Für wen die MFA-Ausbildung die richtige Entscheidung wäre, macht die „Etwas für dich?“-Kampagne deutlich. Denn bei ihrer Suche nach einem zukünftigen Beruf haben Jugendliche sicherlich auch mit Unsicherheiten zu kämpfen, so stellt die Kampagne nicht nur den zu erlernenden Beruf selbst, sondern auch die persönlichen Charaktere des potenziellen Nachwuchses heraus. Gesucht werden Auszubildende, die neben medizinischem Interesse auch soziale und kommunikative Stärken vorweisen können. Ein Beruf für Mutige ohne Angst vor Nadeln, für Menschen mit Herz, für Teamplayer, Ansager und Digitalversteher − so fassen die Slogans einige der Eigenschaften einer/s guten MFA zusammen.
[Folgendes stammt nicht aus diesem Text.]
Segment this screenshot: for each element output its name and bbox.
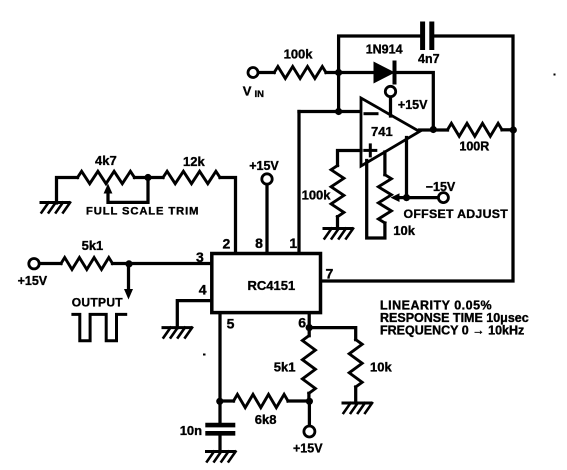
svg-text:12k: 12k	[183, 154, 205, 169]
svg-text:10k: 10k	[370, 360, 392, 375]
svg-text:4k7: 4k7	[95, 153, 117, 168]
svg-text:1N914: 1N914	[366, 43, 403, 57]
svg-text:OUTPUT: OUTPUT	[72, 296, 123, 310]
svg-text:5: 5	[227, 316, 235, 332]
svg-text:+15V: +15V	[293, 442, 323, 456]
svg-text:6: 6	[298, 315, 306, 331]
svg-text:2: 2	[223, 236, 231, 252]
svg-text:5k1: 5k1	[274, 360, 296, 375]
svg-text:10n: 10n	[180, 423, 202, 438]
svg-text:3: 3	[196, 249, 204, 265]
svg-text:IN: IN	[255, 89, 265, 100]
svg-text:+15V: +15V	[249, 159, 279, 173]
svg-text:+15V: +15V	[398, 98, 428, 112]
svg-text:741: 741	[371, 124, 393, 139]
svg-text:100k: 100k	[284, 46, 314, 61]
svg-text:100k: 100k	[302, 188, 332, 203]
svg-text:4n7: 4n7	[418, 52, 440, 66]
svg-text:OFFSET ADJUST: OFFSET ADJUST	[404, 207, 509, 221]
svg-text:FULL SCALE TRIM: FULL SCALE TRIM	[86, 206, 199, 218]
svg-text:−15V: −15V	[426, 180, 456, 194]
svg-text:8: 8	[255, 235, 263, 251]
svg-text:7: 7	[326, 266, 334, 282]
svg-text:5k1: 5k1	[82, 238, 104, 253]
svg-text:RC4151: RC4151	[248, 278, 296, 293]
svg-text:1: 1	[289, 235, 297, 251]
svg-text:V: V	[243, 84, 252, 99]
svg-text:10k: 10k	[393, 223, 415, 238]
svg-text:100R: 100R	[459, 140, 489, 154]
svg-text:+15V: +15V	[18, 274, 48, 288]
svg-text:FREQUENCY 0 → 10kHz: FREQUENCY 0 → 10kHz	[380, 324, 524, 338]
svg-text:4: 4	[199, 282, 207, 298]
svg-text:6k8: 6k8	[255, 412, 277, 427]
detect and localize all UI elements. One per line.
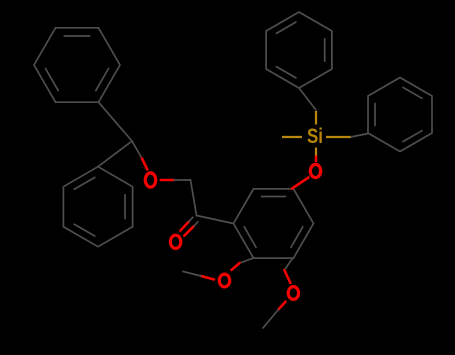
wire: Si methyl (gold, left) xyxy=(282,136,302,138)
svg-text:Si: Si xyxy=(307,125,323,148)
wire: central ring to methoxy O2 (red part) xyxy=(284,270,290,283)
central benzene ring xyxy=(234,189,314,258)
methoxy oxygen O2 xyxy=(288,287,298,300)
wire: ring A to benzhydryl CH xyxy=(99,102,133,141)
wire: benzhydryl CH to ring B xyxy=(98,141,132,167)
wire: silyl O to Si (red half) xyxy=(315,156,318,162)
wire: ether O to CH2 (red half) xyxy=(161,179,174,182)
wire: CH2 to carbonyl carbon xyxy=(191,180,197,216)
wire: methoxy O1 to CH3 (black part) xyxy=(183,272,201,277)
wire: methoxy O2 to CH3 (black part) xyxy=(263,310,278,329)
wire: Si to phenyl D (gold, right) xyxy=(326,136,351,138)
wire: silyl O to Si (goldenrod half) xyxy=(315,148,317,156)
wire: central ring to methoxy O1 (black part) xyxy=(240,258,254,263)
wire: ring C to Si (black part) xyxy=(299,88,316,110)
silyl ether oxygen O xyxy=(310,164,320,177)
wire: Si to ring D (black part) xyxy=(351,134,368,138)
wire: central ring to methoxy O1 (red part) xyxy=(232,263,240,270)
wire: CH to ether O (black half) xyxy=(132,141,142,159)
wire: carbonyl carbon to central ring xyxy=(197,216,234,224)
ketone oxygen O xyxy=(170,235,180,248)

„Wenn die interessierten jungen Menschen bereit sind, Zeit zum Lernen zu investieren, können sie zu einer wirklichen Entlastung des Arztes in der Praxis beitragen. Denn Fleiß zahlt sich auch heute noch aus. Durch Aufstiegsfortbildungen wie zur Entlastenden Versorgungsassistentin EVA beispielsweise können sich MFA für Führungspositionen qualifizieren und gleichzeitig finanzielle Perspektiven sichern. Ein Beruf mit vielen Möglichkeiten!“, unterstreicht auch Dr. Barbara Blaszkiewicz, stellvertretende Vorsitzende im Arbeitskreis Medizinische Fachangestellte der Ärztekammer Westfalen-Lippe.

Die Ärztekammer Westfalen-Lippe ist nach dem Berufsbildungsgesetz die zuständige Stelle für die Berufsbildung der Medizinischen Fachangestellten. Sie umfasst die Bereiche Ausbildungsvorbereitung, Ausbildung, berufliche Fortbildung und berufliche Umschulung. Von rund 8400 Praxen und Medizinischen Versorgungszentren in Westfalen-Lippe, die ausbilden könnten, stellen sich dieser Aufgabe knapp ein Drittel (31,4 Prozent).